It is 700 years in the future. A city of skyscrapers rises up from the land. A closer view reveals that the skyscrapers are all constructed out of garbage, neatly compacted into squares or bales and piled on top of one another. In all the land, only one creature stirs. This is WALL-E, the last of the functioning solar-powered robots. He — the story leaves no doubt about gender — scoops up trash, shovels it into his belly, compresses it into a square and climbs on his tractor treads and heads up a winding road to the top of his latest skyscraper, to place it neatly on the pile.
It is lonely being WALL-E. But does WALL-E even know that? He comes home at night to a big storage area, where he has gathered a few treasures from his scavengings of the garbage and festooned them with Christmas lights. He wheels into his rest position, takes off his treads from his tired wheels and goes into sleep mode. Tomorrow is another day: One of thousands since the last humans left the Earth and settled into orbit aboard gigantic spaceships that resemble spas for the fat and lazy.

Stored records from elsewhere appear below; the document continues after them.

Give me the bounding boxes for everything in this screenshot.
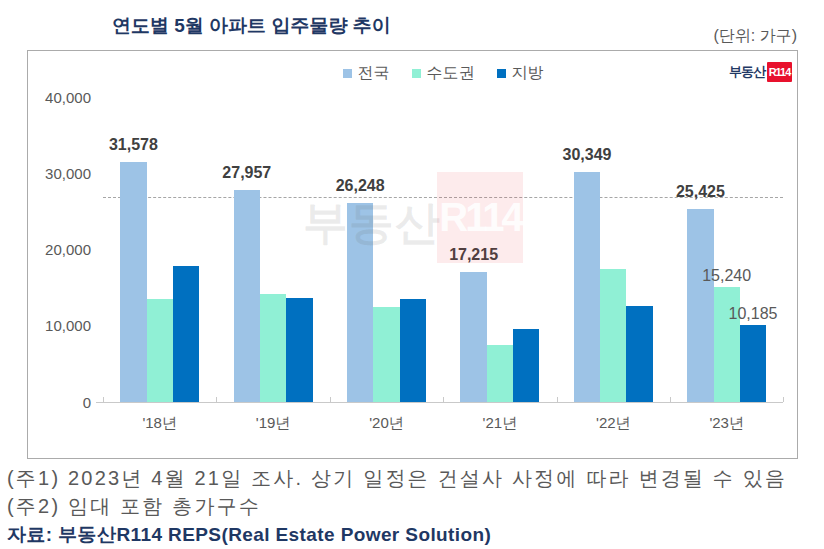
unit-label: (단위: 가구): [713, 26, 797, 47]
x-axis-label-23: '23년: [687, 414, 767, 432]
x-axis-tick: [670, 397, 671, 402]
bar-national-23: [687, 209, 713, 402]
bar-value-national-22: 30,349: [547, 146, 627, 164]
bar-metro-18: [147, 299, 173, 402]
bar-regional-20: [400, 299, 426, 403]
footnote-1: (주1) 2023년 4월 21일 조사. 상기 일정은 건설사 사정에 따라 …: [7, 468, 787, 489]
brand-r114-badge: R114: [767, 62, 792, 82]
x-axis-label-21: '21년: [460, 414, 540, 432]
bar-value-national-23: 25,425: [660, 183, 740, 201]
y-axis-label-40000: 40,000: [31, 89, 91, 107]
legend-item-regional: 지방: [497, 63, 544, 84]
x-axis-tick: [216, 397, 217, 402]
legend-item-national: 전국: [343, 63, 390, 84]
bar-national-19: [234, 190, 260, 403]
watermark-r114-badge: R114: [437, 172, 523, 263]
bar-metro-20: [373, 307, 399, 403]
watermark-text: 부동산: [303, 193, 441, 253]
bar-regional-18: [173, 266, 199, 403]
y-axis-label-20000: 20,000: [31, 241, 91, 259]
y-axis-label-30000: 30,000: [31, 165, 91, 183]
legend-swatch-regional: [497, 69, 506, 78]
bar-metro-22: [600, 269, 626, 403]
legend-label-regional: 지방: [512, 63, 544, 84]
legend-label-metro: 수도권: [427, 63, 475, 84]
x-axis-tick: [783, 397, 784, 402]
x-axis-line: [103, 402, 783, 403]
x-axis-label-20: '20년: [347, 414, 427, 432]
bar-value-national-18: 31,578: [93, 136, 173, 154]
x-axis-label-22: '22년: [573, 414, 653, 432]
bar-national-22: [574, 172, 600, 403]
y-axis-zero-tick: [96, 402, 103, 403]
watermark-badge-label: R114: [439, 195, 520, 240]
bar-regional-21: [513, 329, 539, 403]
bar-regional-23: [740, 325, 766, 402]
source-line: 자료: 부동산R114 REPS(Real Estate Power Solut…: [7, 524, 491, 545]
chart-title: 연도별 5월 아파트 입주물량 추이: [112, 13, 391, 39]
x-axis-tick: [443, 397, 444, 402]
bar-value-metro-23: 15,240: [687, 267, 767, 285]
y-axis-label-10000: 10,000: [31, 317, 91, 335]
bar-metro-23: [714, 287, 740, 403]
x-axis-tick: [103, 397, 104, 402]
legend-item-metro: 수도권: [412, 63, 475, 84]
legend-swatch-national: [343, 69, 352, 78]
x-axis-label-18: '18년: [120, 414, 200, 432]
legend: 전국 수도권 지방: [103, 63, 783, 83]
footnote-2: (주2) 임대 포함 총가구수: [7, 496, 261, 517]
x-axis-tick: [557, 397, 558, 402]
y-axis-label-0: 0: [31, 394, 91, 412]
legend-label-national: 전국: [358, 63, 390, 84]
legend-swatch-metro: [412, 69, 421, 78]
bar-regional-19: [286, 298, 312, 402]
bar-regional-22: [626, 306, 652, 403]
bar-metro-19: [260, 294, 286, 402]
brand-text: 부동산: [729, 63, 765, 81]
x-axis-label-19: '19년: [233, 414, 313, 432]
bar-national-21: [460, 272, 486, 403]
bar-metro-21: [487, 345, 513, 402]
brand-logo: 부동산 R114: [729, 62, 792, 82]
x-axis-tick: [330, 397, 331, 402]
bar-value-national-19: 27,957: [207, 164, 287, 182]
bar-value-regional-23: 10,185: [713, 305, 793, 323]
bar-national-18: [120, 162, 146, 402]
page: { "header": { "title": "연도별 5월 아파트 입주물량 …: [0, 0, 824, 549]
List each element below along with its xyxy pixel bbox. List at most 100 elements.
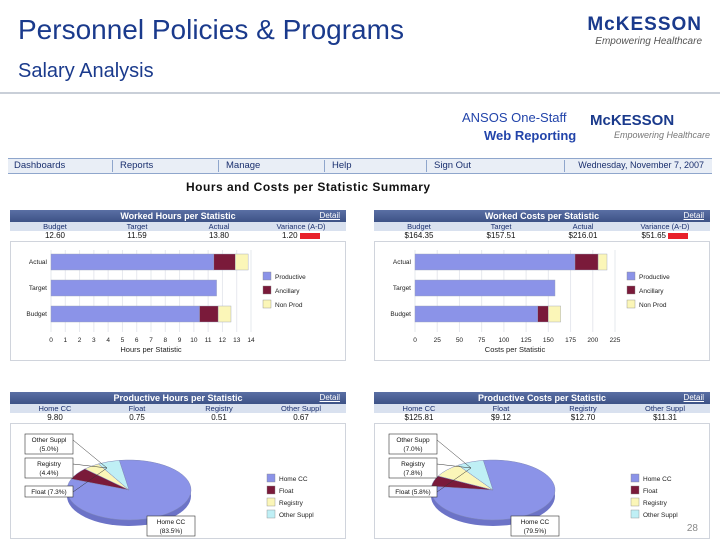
val-other-suppl: 0.67 — [293, 413, 309, 422]
callout-leader — [72, 463, 108, 469]
panel-header: Productive Costs per Statistic Detail — [374, 392, 710, 404]
costs-bar-chart: 0 25 50 75 100 125 150 175 200 225 Costs per Stati… — [390, 250, 670, 354]
val-budget: $164.35 — [404, 231, 434, 240]
nav-separator — [324, 160, 325, 172]
detail-link[interactable]: Detail — [683, 211, 704, 220]
callout-label: Other Suppl — [32, 437, 67, 444]
callout-leader — [72, 467, 108, 493]
x-tick-label: 6 — [135, 337, 139, 344]
callout-box — [388, 485, 438, 498]
bar-segment-nonprod — [548, 305, 561, 323]
val-variance-cell: 1.20 — [260, 231, 342, 241]
callout-label: Other Supp — [396, 437, 430, 444]
detail-link[interactable]: Detail — [319, 393, 340, 402]
callout-box — [24, 485, 74, 498]
val-home-cc: 9.80 — [47, 413, 63, 422]
callout-box — [388, 433, 438, 455]
pie-chart: Other Suppl (5.0%) Registry (4.4%) Float (7.… — [10, 423, 346, 539]
x-tick-label: 0 — [49, 337, 53, 344]
legend-label: Productive — [639, 274, 670, 281]
nav-sign-out[interactable]: Sign Out — [434, 160, 471, 171]
panel-columns: Budget Target Actual Variance (A-D) — [374, 222, 710, 231]
callout-leader — [436, 439, 472, 469]
nav-help[interactable]: Help — [332, 160, 352, 171]
callout-label: Registry — [401, 461, 426, 468]
nav-dashboards[interactable]: Dashboards — [14, 160, 66, 171]
hours-pie-chart: Other Suppl (5.0%) Registry (4.4%) Float (7.… — [24, 433, 314, 537]
bar-segment-productive — [50, 253, 215, 271]
val-budget: 12.60 — [44, 231, 66, 240]
panel-header: Worked Costs per Statistic Detail — [374, 210, 710, 222]
col-float: Float — [492, 404, 510, 413]
title-divider — [0, 92, 720, 94]
panel-values: 9.80 0.75 0.51 0.67 — [10, 413, 346, 423]
slide-title: Personnel Policies & Programs — [18, 14, 404, 45]
legend-label: Productive — [275, 274, 306, 281]
summary-title: Hours and Costs per Statistic Summary — [186, 180, 431, 194]
legend-swatch — [626, 299, 636, 309]
legend-swatch — [626, 271, 636, 281]
nav-manage[interactable]: Manage — [226, 160, 261, 171]
x-tick-label: 100 — [498, 337, 509, 344]
legend-label: Home CC — [279, 476, 308, 483]
legend-label: Home CC — [643, 476, 672, 483]
legend-swatch — [262, 285, 272, 295]
x-tick-label: 9 — [178, 337, 182, 344]
panel-title: Productive Costs per Statistic — [477, 393, 607, 403]
col-registry: Registry — [205, 404, 233, 413]
callout-leader — [436, 467, 472, 493]
detail-link[interactable]: Detail — [683, 393, 704, 402]
col-home-cc: Home CC — [38, 404, 72, 413]
col-float: Float — [128, 404, 146, 413]
val-float: $9.12 — [490, 413, 512, 422]
callout-box — [510, 515, 560, 537]
col-other-suppl: Other Suppl — [644, 404, 686, 413]
panel-columns: Home CC Float Registry Other Suppl — [374, 404, 710, 413]
legend-label: Registry — [643, 500, 668, 507]
y-category-label: Target — [393, 285, 411, 292]
callout-label: Float (5.8%) — [395, 489, 430, 496]
callout-label: Home CC — [521, 519, 550, 526]
callout-box — [146, 515, 196, 537]
x-tick-label: 50 — [456, 337, 464, 344]
x-axis-label: Hours per Statistic — [120, 345, 182, 354]
legend-swatch — [626, 285, 636, 295]
callout-label: Registry — [37, 461, 62, 468]
col-other-suppl: Other Suppl — [280, 404, 322, 413]
callout-leader — [436, 463, 472, 469]
legend-swatch — [630, 485, 640, 495]
x-tick-label: 0 — [413, 337, 417, 344]
callout-box — [24, 457, 74, 479]
val-actual: 13.80 — [208, 231, 230, 240]
x-tick-label: 125 — [521, 337, 532, 344]
nav-separator — [564, 160, 565, 172]
callout-value: (7.8%) — [403, 470, 422, 477]
y-category-label: Target — [29, 285, 47, 292]
callout-value: (4.4%) — [39, 470, 58, 477]
panel-title: Productive Hours per Statistic — [113, 393, 243, 403]
val-registry: 0.51 — [211, 413, 227, 422]
val-target: 11.59 — [127, 231, 147, 240]
x-tick-label: 8 — [163, 337, 167, 344]
panel-columns: Home CC Float Registry Other Suppl — [10, 404, 346, 413]
val-home-cc: $125.81 — [404, 413, 434, 422]
app-brand-tagline: Empowering Healthcare — [614, 130, 711, 140]
legend-label: Registry — [279, 500, 304, 507]
val-target: $157.51 — [486, 231, 516, 240]
current-date: Wednesday, November 7, 2007 — [578, 160, 704, 170]
app-screenshot: ANSOS One-Staff Web Reporting McKESSON E… — [0, 96, 720, 540]
variance-flag-icon — [299, 232, 321, 239]
callout-value: (7.0%) — [403, 446, 422, 453]
legend-swatch — [630, 497, 640, 507]
nav-separator — [426, 160, 427, 172]
legend-swatch — [266, 473, 276, 483]
bar-chart: 0 25 50 75 100 125 150 175 200 225 Costs per Stati… — [374, 241, 710, 361]
nav-reports[interactable]: Reports — [120, 160, 154, 171]
bar-segment-ancillary — [199, 305, 219, 323]
x-tick-label: 3 — [92, 337, 96, 344]
x-tick-label: 175 — [565, 337, 576, 344]
detail-link[interactable]: Detail — [319, 211, 340, 220]
legend-label: Other Suppl — [279, 512, 314, 519]
bar-segment-ancillary — [574, 253, 599, 271]
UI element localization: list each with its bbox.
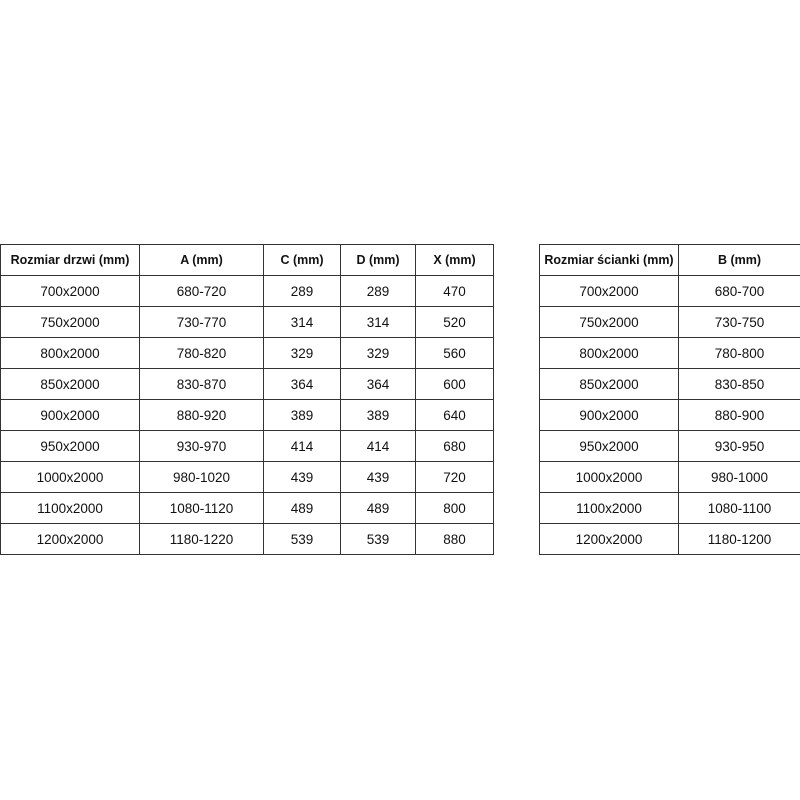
table-cell: 289 xyxy=(263,275,341,307)
table-row: 750x2000 730-770 314 314 520 xyxy=(0,306,494,338)
table-row: 800x2000 780-820 329 329 560 xyxy=(0,337,494,369)
table-cell: 1100x2000 xyxy=(0,492,140,524)
table-cell: 680 xyxy=(415,430,494,462)
table-cell: 389 xyxy=(263,399,341,431)
table-cell: 880-900 xyxy=(678,399,800,431)
column-header: Rozmiar drzwi (mm) xyxy=(0,244,140,276)
table-cell: 439 xyxy=(263,461,341,493)
table-cell: 539 xyxy=(340,523,416,555)
table-cell: 730-750 xyxy=(678,306,800,338)
table-row: 1000x2000 980-1020 439 439 720 xyxy=(0,461,494,493)
table-cell: 329 xyxy=(263,337,341,369)
table-row: 1100x2000 1080-1120 489 489 800 xyxy=(0,492,494,524)
table-cell: 289 xyxy=(340,275,416,307)
table-cell: 830-870 xyxy=(139,368,264,400)
table-row: 850x2000 830-850 xyxy=(539,368,800,400)
table-cell: 1000x2000 xyxy=(539,461,679,493)
table-cell: 950x2000 xyxy=(0,430,140,462)
table-cell: 780-800 xyxy=(678,337,800,369)
table-cell: 900x2000 xyxy=(539,399,679,431)
table-cell: 329 xyxy=(340,337,416,369)
table-cell: 1200x2000 xyxy=(0,523,140,555)
table-cell: 850x2000 xyxy=(539,368,679,400)
table-row: 950x2000 930-970 414 414 680 xyxy=(0,430,494,462)
column-header: B (mm) xyxy=(678,244,800,276)
table-cell: 314 xyxy=(340,306,416,338)
table-cell: 720 xyxy=(415,461,494,493)
table-cell: 560 xyxy=(415,337,494,369)
table-cell: 780-820 xyxy=(139,337,264,369)
table-row: 700x2000 680-720 289 289 470 xyxy=(0,275,494,307)
table-cell: 930-950 xyxy=(678,430,800,462)
table-cell: 1200x2000 xyxy=(539,523,679,555)
table-cell: 880-920 xyxy=(139,399,264,431)
column-header: A (mm) xyxy=(139,244,264,276)
table-cell: 600 xyxy=(415,368,494,400)
table-cell: 439 xyxy=(340,461,416,493)
table-cell: 1080-1120 xyxy=(139,492,264,524)
table-cell: 1100x2000 xyxy=(539,492,679,524)
table-header-row: Rozmiar ścianki (mm) B (mm) xyxy=(539,244,800,276)
door-size-table: Rozmiar drzwi (mm) A (mm) C (mm) D (mm) X (m… xyxy=(0,244,494,555)
table-cell: 1180-1200 xyxy=(678,523,800,555)
table-cell: 489 xyxy=(263,492,341,524)
table-cell: 700x2000 xyxy=(539,275,679,307)
table-cell: 950x2000 xyxy=(539,430,679,462)
table-cell: 539 xyxy=(263,523,341,555)
table-cell: 470 xyxy=(415,275,494,307)
table-cell: 700x2000 xyxy=(0,275,140,307)
table-cell: 900x2000 xyxy=(0,399,140,431)
table-row: 1200x2000 1180-1220 539 539 880 xyxy=(0,523,494,555)
table-cell: 880 xyxy=(415,523,494,555)
table-row: 750x2000 730-750 xyxy=(539,306,800,338)
table-row: 700x2000 680-700 xyxy=(539,275,800,307)
table-cell: 730-770 xyxy=(139,306,264,338)
table-cell: 750x2000 xyxy=(0,306,140,338)
table-cell: 800x2000 xyxy=(0,337,140,369)
column-header: Rozmiar ścianki (mm) xyxy=(539,244,679,276)
table-cell: 750x2000 xyxy=(539,306,679,338)
table-cell: 980-1020 xyxy=(139,461,264,493)
table-cell: 640 xyxy=(415,399,494,431)
table-cell: 1080-1100 xyxy=(678,492,800,524)
table-cell: 1180-1220 xyxy=(139,523,264,555)
table-row: 900x2000 880-900 xyxy=(539,399,800,431)
table-cell: 1000x2000 xyxy=(0,461,140,493)
table-cell: 314 xyxy=(263,306,341,338)
table-cell: 364 xyxy=(263,368,341,400)
table-cell: 680-700 xyxy=(678,275,800,307)
table-row: 900x2000 880-920 389 389 640 xyxy=(0,399,494,431)
table-row: 850x2000 830-870 364 364 600 xyxy=(0,368,494,400)
table-cell: 680-720 xyxy=(139,275,264,307)
table-cell: 414 xyxy=(340,430,416,462)
table-row: 800x2000 780-800 xyxy=(539,337,800,369)
table-cell: 930-970 xyxy=(139,430,264,462)
table-row: 1200x2000 1180-1200 xyxy=(539,523,800,555)
table-cell: 364 xyxy=(340,368,416,400)
table-cell: 414 xyxy=(263,430,341,462)
table-row: 1100x2000 1080-1100 xyxy=(539,492,800,524)
table-cell: 520 xyxy=(415,306,494,338)
column-header: C (mm) xyxy=(263,244,341,276)
table-cell: 850x2000 xyxy=(0,368,140,400)
table-cell: 980-1000 xyxy=(678,461,800,493)
table-row: 950x2000 930-950 xyxy=(539,430,800,462)
table-cell: 800x2000 xyxy=(539,337,679,369)
table-cell: 389 xyxy=(340,399,416,431)
table-cell: 800 xyxy=(415,492,494,524)
table-row: 1000x2000 980-1000 xyxy=(539,461,800,493)
column-header: X (mm) xyxy=(415,244,494,276)
table-cell: 489 xyxy=(340,492,416,524)
table-cell: 830-850 xyxy=(678,368,800,400)
table-header-row: Rozmiar drzwi (mm) A (mm) C (mm) D (mm) X (m… xyxy=(0,244,494,276)
wall-size-table: Rozmiar ścianki (mm) B (mm) 700x2000 680-7… xyxy=(539,244,800,555)
column-header: D (mm) xyxy=(340,244,416,276)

One day WALL-E’s age-old routine is shattered. Something new appears in his world, which otherwise has consisted only of old things left behind. This is, to our eye, a sleek spaceship. To WALL-E’s eyes, who knows? What with one thing and another, WALL-E is scooped up by the ship and returned to the orbiting spaceship Axiom, along with his most recent precious discovery: a tiny, perfect green plant, which he found growing in the rubble and transplanted to an old shoe.